A poche ore dal terremoto elettorale che ha scosso dalle fondamenta le certezze (poche) del Movimento 5 Stelle, arriva l’ennesimo colpo di scena per i grillini. A scrivere l’ultimo capitolo della saga di guerre interne ai pentastellati sono stati i giudici del tribunale di Napoli. Nelle scorse ore, infatti, i magistrati si sono espressi sul famoso ricorso – presentato da alcuni attivisti – che avevano chiesto la sospensione dello statuto del Movimento e contestualmente anche lo stop agli incarichi di vertice del partito. Un attacco diretto, evidentemente, a Giuseppe Conte, presidente dei 5 Stelle, eletto alla guida del partito circa un anno fa (ad agosto) con la contestatissima elezione su Skyvote. Una vicenda che ha aperto una ferita profonda e forse insanabile nel Movimento, dando vita a una scissione di fatto partita dalla piattaforma Rousseau.
«Il Tribunale di Napoli ha respinto il ricorso in sede cautelare contro lo Statuto e le democratiche scelte dei nostri iscritti sul futuro del Movimento 5 Stelle – ha annunciato Conte con un tweet mercoledì sera – Andiamo avanti, con forza e determinazione per il rilancio del nuovo corso».
Secondo l’avvocato Francesco Cardarelli – componente del pool di legali che hanno assistito Conte – quella emessa dal tribunale di Napoli è «un’ordinanza molto ben motivata e articolata», che «sicuramente tocca tutti i punti nevralgici del ricorso e dà piene ragioni alle tesi del Movimento ». L’avvocato ha spiegato all’Adnkronos che «è sicuramente» una vittoria di Conte, dato che «il ricorso è stato respinto, sia pure in sede cautelare».
«Colpisce l’articolazione dei ragionamenti, dalla convocazione dell’assemblea alla non rilevanza del regolamento alla sostanziale democraticità delle regole previste nel nuovo statuto», sottolinea ancora il legale. «Il Tribunale – conclude l’avvocato – ci ha dato ragione perché il nuovo statuto rispetta le regole di democrazia interna».
Un verdetto che se da un lato dovrebbe porre fine alla battaglia legale interna al Movimento, potrebbe però anche rappresentare un punto di non ritorno per equilibri interni che – da un anno a questa parte – si sono modificati in maniera drastica e apparentemente irreversibile.
Un dato diventato lampante anche alle ultime elezioni comunali di domenica. In alcune città – anche in provincia di Napoli – il Movimento si è spaccato. Mentre Conte incontrava gli attivisti, Di Maio stringeva la mano ai sindaci del centrosinistra offrendo un’immagine del partito lontana dal concetto di coesione e unità di intenti. Un’incertezza che ha sicuramente inciso sul disastroso risultato elettorale.

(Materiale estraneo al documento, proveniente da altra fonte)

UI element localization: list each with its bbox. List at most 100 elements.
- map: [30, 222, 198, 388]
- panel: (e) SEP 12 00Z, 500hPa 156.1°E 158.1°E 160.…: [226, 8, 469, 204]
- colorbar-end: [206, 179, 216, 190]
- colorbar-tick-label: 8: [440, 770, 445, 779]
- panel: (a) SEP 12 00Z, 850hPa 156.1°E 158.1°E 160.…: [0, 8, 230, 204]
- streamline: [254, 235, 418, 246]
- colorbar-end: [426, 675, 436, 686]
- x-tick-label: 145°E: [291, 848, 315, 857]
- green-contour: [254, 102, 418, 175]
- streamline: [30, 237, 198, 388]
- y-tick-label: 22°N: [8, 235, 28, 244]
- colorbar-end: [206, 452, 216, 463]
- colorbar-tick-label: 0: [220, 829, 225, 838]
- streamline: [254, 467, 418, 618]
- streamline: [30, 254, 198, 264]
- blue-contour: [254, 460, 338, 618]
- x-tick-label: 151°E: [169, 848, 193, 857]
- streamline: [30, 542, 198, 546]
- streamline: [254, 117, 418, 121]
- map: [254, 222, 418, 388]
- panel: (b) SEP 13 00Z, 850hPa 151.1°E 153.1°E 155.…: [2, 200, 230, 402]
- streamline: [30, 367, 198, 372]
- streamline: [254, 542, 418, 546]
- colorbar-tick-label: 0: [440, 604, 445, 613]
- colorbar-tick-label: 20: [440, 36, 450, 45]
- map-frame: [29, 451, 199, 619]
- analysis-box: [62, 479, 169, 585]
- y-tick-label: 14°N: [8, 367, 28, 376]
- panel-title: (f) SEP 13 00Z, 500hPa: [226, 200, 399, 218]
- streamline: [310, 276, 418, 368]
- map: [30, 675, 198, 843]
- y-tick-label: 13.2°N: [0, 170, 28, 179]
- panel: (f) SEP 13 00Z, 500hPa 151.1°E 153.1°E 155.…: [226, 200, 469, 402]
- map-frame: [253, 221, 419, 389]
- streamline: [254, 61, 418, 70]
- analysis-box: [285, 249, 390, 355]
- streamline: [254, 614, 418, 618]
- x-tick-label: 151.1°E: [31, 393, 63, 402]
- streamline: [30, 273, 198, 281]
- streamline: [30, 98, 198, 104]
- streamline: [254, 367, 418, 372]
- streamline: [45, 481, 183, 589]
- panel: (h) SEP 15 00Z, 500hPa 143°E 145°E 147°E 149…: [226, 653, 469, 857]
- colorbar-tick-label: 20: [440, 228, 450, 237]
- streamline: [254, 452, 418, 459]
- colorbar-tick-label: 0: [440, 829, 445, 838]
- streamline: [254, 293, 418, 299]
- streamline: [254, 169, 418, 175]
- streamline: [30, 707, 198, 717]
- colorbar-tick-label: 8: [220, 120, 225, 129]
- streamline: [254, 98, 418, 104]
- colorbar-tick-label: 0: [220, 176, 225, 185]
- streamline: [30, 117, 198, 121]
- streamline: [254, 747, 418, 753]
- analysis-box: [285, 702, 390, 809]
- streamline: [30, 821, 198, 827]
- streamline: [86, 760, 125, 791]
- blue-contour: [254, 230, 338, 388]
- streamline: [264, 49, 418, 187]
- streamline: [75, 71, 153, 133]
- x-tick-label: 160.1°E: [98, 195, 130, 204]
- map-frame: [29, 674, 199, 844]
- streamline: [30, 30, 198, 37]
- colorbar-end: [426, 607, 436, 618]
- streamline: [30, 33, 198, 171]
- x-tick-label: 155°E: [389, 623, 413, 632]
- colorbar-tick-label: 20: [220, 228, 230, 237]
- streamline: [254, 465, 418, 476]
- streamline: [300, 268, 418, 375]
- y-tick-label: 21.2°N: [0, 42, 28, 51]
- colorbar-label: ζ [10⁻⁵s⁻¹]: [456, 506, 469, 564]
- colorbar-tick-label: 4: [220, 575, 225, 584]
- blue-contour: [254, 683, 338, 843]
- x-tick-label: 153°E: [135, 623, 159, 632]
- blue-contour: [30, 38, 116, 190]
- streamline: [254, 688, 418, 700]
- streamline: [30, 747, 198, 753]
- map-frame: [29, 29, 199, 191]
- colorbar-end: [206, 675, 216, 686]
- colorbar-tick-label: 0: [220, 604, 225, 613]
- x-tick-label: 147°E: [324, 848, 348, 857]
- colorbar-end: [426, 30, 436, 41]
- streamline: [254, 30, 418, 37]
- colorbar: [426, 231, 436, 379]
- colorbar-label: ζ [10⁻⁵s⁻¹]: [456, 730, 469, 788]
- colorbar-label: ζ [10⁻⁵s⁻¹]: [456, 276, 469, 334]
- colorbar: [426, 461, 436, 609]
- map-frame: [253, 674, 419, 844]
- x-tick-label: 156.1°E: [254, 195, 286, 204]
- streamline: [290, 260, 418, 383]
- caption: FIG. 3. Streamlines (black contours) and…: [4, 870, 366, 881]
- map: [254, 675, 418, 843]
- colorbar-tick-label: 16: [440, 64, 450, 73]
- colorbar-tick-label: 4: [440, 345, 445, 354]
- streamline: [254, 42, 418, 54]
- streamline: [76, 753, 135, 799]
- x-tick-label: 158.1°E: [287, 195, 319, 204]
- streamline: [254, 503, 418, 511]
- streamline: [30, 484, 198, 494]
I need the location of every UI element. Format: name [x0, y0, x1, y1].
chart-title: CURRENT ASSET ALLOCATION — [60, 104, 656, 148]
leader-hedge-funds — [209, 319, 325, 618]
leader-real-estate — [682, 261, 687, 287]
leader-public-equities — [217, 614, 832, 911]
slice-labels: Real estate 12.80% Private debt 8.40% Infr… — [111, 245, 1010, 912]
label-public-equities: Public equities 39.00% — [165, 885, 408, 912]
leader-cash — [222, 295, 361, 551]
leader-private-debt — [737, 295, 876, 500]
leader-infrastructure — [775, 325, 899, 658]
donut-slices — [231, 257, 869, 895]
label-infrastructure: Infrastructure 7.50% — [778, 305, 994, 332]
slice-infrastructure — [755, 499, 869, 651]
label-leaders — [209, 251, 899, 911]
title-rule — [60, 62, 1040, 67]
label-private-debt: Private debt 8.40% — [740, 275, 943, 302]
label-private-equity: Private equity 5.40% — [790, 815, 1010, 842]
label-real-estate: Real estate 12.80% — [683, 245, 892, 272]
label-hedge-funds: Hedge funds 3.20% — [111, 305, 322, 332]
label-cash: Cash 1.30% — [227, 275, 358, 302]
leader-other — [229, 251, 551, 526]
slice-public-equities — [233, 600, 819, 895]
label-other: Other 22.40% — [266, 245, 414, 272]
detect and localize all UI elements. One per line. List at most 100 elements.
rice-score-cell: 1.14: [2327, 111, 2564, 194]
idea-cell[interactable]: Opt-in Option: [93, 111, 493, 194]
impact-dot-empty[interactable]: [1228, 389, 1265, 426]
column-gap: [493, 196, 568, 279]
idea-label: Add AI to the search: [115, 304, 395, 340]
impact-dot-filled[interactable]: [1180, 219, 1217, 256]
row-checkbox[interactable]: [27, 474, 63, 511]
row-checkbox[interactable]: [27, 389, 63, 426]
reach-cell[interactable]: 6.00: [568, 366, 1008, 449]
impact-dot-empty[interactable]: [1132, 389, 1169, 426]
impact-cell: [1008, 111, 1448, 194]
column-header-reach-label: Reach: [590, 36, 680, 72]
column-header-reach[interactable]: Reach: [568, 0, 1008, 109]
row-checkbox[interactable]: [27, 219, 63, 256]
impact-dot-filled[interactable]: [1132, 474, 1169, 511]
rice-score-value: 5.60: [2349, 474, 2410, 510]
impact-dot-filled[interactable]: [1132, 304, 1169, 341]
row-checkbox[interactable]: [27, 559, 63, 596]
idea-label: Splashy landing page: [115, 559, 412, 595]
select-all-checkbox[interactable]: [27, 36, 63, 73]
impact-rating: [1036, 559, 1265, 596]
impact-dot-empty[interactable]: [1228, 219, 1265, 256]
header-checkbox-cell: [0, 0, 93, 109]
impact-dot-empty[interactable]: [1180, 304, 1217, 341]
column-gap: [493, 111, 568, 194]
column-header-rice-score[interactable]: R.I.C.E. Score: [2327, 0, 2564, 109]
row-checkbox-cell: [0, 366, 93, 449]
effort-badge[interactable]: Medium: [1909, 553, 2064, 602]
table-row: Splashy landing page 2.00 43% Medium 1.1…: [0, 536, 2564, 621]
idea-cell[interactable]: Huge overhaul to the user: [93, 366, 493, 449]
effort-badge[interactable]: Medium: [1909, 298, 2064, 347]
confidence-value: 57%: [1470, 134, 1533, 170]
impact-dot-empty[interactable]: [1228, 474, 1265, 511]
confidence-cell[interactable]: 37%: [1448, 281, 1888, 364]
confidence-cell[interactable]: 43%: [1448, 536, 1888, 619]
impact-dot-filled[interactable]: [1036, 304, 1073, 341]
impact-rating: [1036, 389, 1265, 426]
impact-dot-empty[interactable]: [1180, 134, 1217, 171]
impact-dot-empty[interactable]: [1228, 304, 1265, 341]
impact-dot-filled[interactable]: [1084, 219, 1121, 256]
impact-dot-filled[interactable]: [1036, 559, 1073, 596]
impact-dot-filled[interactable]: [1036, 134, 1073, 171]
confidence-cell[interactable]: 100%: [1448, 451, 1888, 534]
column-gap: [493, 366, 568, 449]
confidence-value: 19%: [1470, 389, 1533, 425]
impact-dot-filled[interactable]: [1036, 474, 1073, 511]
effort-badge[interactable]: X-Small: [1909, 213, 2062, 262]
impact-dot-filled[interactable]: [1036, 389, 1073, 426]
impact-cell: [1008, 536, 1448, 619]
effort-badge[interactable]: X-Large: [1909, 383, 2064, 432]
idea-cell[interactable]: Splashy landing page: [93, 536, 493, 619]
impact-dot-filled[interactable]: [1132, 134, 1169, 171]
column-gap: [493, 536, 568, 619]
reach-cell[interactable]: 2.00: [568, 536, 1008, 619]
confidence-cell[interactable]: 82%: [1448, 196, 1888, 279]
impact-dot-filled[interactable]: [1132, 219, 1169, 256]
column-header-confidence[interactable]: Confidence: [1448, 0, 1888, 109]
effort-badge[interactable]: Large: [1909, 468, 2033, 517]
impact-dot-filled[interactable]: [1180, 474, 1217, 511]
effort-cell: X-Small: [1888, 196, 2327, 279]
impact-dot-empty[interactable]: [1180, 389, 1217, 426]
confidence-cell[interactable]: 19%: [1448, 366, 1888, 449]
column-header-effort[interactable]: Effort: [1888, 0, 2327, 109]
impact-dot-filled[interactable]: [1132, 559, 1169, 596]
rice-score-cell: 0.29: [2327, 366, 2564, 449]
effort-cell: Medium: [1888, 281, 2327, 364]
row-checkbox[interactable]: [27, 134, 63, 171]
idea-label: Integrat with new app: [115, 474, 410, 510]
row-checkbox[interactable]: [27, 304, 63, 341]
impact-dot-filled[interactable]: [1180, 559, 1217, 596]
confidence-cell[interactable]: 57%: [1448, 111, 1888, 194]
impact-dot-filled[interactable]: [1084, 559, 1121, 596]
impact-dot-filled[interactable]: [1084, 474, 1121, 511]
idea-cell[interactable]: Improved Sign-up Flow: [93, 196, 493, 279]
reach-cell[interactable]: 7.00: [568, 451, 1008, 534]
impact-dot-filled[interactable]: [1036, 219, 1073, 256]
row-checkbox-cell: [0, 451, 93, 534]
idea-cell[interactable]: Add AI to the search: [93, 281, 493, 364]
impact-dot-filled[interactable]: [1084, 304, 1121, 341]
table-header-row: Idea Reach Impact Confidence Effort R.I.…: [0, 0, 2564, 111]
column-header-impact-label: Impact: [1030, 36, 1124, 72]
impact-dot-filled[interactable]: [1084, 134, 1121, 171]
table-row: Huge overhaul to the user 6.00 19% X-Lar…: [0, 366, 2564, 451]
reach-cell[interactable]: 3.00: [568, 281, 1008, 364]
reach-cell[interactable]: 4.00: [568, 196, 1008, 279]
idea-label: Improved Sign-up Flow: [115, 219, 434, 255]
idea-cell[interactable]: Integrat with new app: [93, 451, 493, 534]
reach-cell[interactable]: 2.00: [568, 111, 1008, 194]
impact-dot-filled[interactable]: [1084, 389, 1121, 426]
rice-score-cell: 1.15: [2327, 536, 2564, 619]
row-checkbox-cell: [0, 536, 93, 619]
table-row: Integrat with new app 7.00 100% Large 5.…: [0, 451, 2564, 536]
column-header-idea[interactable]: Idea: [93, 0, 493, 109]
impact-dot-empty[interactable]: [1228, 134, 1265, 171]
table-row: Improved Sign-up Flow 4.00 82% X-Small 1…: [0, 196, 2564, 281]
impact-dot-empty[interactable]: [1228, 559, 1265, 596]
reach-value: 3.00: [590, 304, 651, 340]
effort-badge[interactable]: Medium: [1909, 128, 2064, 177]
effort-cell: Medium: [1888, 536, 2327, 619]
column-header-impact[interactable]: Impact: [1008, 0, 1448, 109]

Un risultato ancor più grave in territori, come quelli dell’area metropolitana di Napoli, dove si concentra il cuore dell’elettorato del partito. Scontri interni e dissidi che ovviamente possono avere un peso specifico importantissimo anche in vista delle politiche del 2023. Tra appena un anno, infatti, si dovrebbe tornare alle urne e i 5 Stelle rischiano di assistere ad una sostanziosa erosione dei consensi raccolti 4 anni fa, quando il Movimento raggiunse addirittura il 32% delle preferenze.
Dati che oggi sembrano un’utopia. Gli ultimi sondaggi – che risalgono a maggio (dunque prima del disastro delle comunali di domenica) dicono che il Movimento oscilla tra il 12 e il 13%. Venti punti percentuali in meno rispetto alle ultime politiche e con una tendenza in costante ribasso. Numeri che lasciano il tempo che trovano, ma che oggi senza un’inversione di tendenza – rischiano di inghiottire il partito.
Tante le cause della crisi finite al centro di dibattiti e assemblee. La più evidente, sottolineata anche dagli altri partiti, è il clima tutt’altro che idilliaco che si respira all’interno del Movimento. Una guerra interna finita in tribunale. I giudici hanno salvato Conte e la sua nomina, ma quella sentenza può rappresentare anche la condanna al declino dei grillini, passati in 4 anni dalle Stelle (Cinque) alle stalle.